Most of Apples documentation seems to avoid using autoreleased objects especially when creating gui views, but I want to know what the cost of using autoreleased objects is?
Old thread, but chipping on for the benefit of newer readers.
I use autorelease vs retain/release depending on the risk of autorelease bugs specific to an object and the size of the object. If I'm just adding some tiny UIImageViews, or a couple of UILabels to my view, autorelease keeps the code readable and manageable. And when the view is removed and dealloced, these subviews should get released soon enough.
If on the other hand we're talking about a UIWebView (high risk of autorelease bugs), or of course some data that needs to be persistent till the 'death' of the object, retain/release is the way to go.
Honestly, my projects have not gotten that big yet, where the additional 'staying-time' of autoreleased objects would create a memory problem. For complex apps, that concern is legitimate.
In any case, I don't think a one-size-fits-all approach would be right. You use whatever approach - or combination of approaches - is right for the project, keeping all the factors mentioned above in mind.
There are two costs:
(Assuming you have an option to avoid autoreleased objects.) You effectively unnecessarily extend the lifetime of your objects. This can mean that your memory footprint grows -- unnecessarily. On a constrained platform, this can mean that your application is terminated if it exceeds a limit. Even if you don't exceed a limit, it may cause your system to start swapping, which is very inefficient.
The additional overhead of finding the current autorelease pool, adding the autoreleased object to it, and then releasing the object at the end (an extra method call). This may not be a large overhead, but it can add up.
Best practice on any platform is to try to avoid autorelease if you can.
To answer the questions:
Ultimately should I use a strategy where everything is autoreleased and using retain/release should be the exception to the rule for specific cases?
Quite the opposite.
Or should I generally be using retain/release with autorelease being the exception for returned objects from convenience methods like [NSString stringWithEtc...] ?
You should always use retain/release if you can -- in the case of NSString
there is typically no need to use stringWithEtc
methods as there are initWithEtc
equivalents.
See also this question.
I notice the code sample you provided is for the iPhone. Apple specifically recommends avoiding autoreleased objects for iPhone apps. I can't find the specific reasoning, but they were hammering this point at WWDC.
I generally use autoreleased objects these days because they tend to result in simpler, easier to read code. You declare and initialize them, then let the drop out of scope. Mechanically they exist quite a bit longer, but from the perspective of the person writing the code it is equivalent to a stack declared object in C++ automatically being destructed when the function returns and its frame is destroyed.
While there is an efficiency loss, in most cases it is not significant. The bigger issue is the more extant objects and later memory recovery can lead to a more fragmented address space. If that is an issue it usually is fairly simple to go in and switch to manual retain/release in a few hot methods and improve it.
As others have said, readability trumps performance in nonperformance sensitive code. There are a number of cases where using autoreleased objects leads to more memory fragmentation, but in any case where the object will outlive the pool it will not. In those cases the only price you are paying is finding the cost of finding the correct autorelease pool.
I'm surprised nobody has mentioned this yet. The biggest reason to avoid autoreleased objects when you can has nothing to do with performance. Yes, all of the performance concerns mentioned here are absolutely valid, but the biggest downside to autorelease is that it makes debugging significantly more difficult.
If you have an overreleased object that's never autoreleased, it's trivially easy to track down. If you have a user-reported crash that happens intermittently with a backtrace somewhere south of NSPopAutoreleasePool, good luck...
The costs are:
If you want to be very conservative with your memory usage, you should avoid autorelease.
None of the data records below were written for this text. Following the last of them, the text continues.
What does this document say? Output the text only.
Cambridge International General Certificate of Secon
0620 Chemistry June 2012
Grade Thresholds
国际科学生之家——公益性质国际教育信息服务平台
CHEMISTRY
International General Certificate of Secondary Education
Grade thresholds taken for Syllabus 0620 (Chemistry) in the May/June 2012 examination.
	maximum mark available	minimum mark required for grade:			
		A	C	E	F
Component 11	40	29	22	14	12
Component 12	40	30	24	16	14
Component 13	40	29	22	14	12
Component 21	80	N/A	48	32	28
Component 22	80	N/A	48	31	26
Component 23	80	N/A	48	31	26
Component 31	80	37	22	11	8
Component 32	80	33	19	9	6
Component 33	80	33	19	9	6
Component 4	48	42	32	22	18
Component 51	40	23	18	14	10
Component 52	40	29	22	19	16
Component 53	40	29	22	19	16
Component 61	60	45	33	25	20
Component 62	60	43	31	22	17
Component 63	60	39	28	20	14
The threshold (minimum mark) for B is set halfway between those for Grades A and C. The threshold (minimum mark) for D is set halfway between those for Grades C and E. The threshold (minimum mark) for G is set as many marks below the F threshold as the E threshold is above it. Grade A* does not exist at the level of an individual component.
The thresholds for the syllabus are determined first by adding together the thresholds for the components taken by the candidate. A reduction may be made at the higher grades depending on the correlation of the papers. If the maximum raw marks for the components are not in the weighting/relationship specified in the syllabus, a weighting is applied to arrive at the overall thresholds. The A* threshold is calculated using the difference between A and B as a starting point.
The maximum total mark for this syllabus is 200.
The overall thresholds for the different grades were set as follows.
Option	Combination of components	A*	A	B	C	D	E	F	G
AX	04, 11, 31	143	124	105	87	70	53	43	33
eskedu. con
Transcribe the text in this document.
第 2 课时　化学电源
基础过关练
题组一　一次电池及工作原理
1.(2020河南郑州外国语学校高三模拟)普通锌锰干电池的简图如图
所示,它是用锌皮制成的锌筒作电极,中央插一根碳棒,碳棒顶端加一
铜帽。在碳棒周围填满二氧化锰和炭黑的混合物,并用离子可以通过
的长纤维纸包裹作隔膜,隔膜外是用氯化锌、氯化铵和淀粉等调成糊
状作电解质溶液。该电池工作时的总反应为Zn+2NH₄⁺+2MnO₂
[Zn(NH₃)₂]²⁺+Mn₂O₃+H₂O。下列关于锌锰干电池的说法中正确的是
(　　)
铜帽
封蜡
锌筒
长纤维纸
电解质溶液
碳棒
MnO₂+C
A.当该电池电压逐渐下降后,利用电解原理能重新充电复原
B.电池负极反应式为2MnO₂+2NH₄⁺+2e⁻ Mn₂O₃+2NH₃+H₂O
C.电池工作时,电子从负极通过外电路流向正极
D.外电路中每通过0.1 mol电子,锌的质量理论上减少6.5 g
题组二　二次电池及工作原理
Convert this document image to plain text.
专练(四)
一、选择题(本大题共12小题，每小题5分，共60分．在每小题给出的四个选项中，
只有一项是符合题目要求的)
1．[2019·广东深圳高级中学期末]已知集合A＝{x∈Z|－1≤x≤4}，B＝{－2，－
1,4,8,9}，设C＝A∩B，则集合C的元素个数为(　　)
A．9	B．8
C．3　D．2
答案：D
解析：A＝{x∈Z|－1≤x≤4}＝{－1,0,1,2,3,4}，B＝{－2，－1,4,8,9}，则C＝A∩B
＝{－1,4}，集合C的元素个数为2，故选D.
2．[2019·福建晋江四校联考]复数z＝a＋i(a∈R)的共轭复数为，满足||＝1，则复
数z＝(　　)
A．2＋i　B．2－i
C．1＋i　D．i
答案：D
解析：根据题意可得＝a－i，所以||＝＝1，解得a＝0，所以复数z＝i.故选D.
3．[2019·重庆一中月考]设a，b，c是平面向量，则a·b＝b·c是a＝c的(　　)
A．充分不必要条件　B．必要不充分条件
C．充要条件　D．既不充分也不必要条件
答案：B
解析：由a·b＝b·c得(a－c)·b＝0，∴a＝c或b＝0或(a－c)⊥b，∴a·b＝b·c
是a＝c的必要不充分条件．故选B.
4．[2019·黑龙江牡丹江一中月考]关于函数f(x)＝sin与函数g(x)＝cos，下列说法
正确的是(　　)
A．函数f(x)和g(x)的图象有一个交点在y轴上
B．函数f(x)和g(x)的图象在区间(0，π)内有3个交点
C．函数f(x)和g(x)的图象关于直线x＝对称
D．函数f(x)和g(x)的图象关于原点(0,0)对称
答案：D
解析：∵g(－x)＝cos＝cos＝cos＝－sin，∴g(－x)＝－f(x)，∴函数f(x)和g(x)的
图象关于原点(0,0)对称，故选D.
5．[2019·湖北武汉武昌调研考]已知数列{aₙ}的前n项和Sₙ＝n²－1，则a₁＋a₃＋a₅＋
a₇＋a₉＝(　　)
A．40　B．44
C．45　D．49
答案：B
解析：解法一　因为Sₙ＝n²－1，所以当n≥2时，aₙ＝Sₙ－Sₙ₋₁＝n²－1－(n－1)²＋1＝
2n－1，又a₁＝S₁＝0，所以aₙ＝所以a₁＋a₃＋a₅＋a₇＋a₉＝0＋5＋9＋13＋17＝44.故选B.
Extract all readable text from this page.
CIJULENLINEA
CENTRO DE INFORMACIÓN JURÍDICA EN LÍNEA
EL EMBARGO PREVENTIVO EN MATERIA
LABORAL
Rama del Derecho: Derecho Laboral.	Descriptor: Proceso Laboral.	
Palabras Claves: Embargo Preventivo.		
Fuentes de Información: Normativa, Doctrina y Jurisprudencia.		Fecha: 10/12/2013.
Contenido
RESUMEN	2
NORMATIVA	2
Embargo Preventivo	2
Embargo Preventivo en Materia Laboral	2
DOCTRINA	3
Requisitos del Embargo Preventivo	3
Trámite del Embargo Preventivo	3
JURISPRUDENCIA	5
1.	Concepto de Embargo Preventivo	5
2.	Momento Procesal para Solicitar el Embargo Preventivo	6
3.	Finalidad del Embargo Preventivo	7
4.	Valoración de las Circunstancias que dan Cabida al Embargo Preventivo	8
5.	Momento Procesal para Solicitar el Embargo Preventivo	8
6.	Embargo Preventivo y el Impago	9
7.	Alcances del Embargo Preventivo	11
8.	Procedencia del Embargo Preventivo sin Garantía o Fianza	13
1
However, it is a useful technique that can make code more readable. Obsessively using retain/release falls under the umbrella of "premature optimization."
If you are in Cocoa's main event handling thread (which you are most of the time), the autorelease pool is emptied when control returns to the event handler. If your method is short and doesn't loop over large amounts of data, using autorelease to defer deallocation to the end of the run loop is fine.
The time to be wary of autorelease is when you are in a loop. For example, you are iterating over a user's address book and perhaps loading an image file for each entry. If all of those image objects are autoreleased, they will accumulate in memory until you have visited the entire address book. If the address book is large enough, you may run out of memory. If you release the images as soon as you are done with them, within the loop, your app can recycle the memory.
If you can't avoid autoreleasing inside a loop (it's being done by code you didn't write and can't change), you can also manage an NSAutoreleasePool within the loop yourself if needed.
So, be mindful of using autorelease inside loops (or methods that may be called from loops), but don't avoid it when it can make code more readable.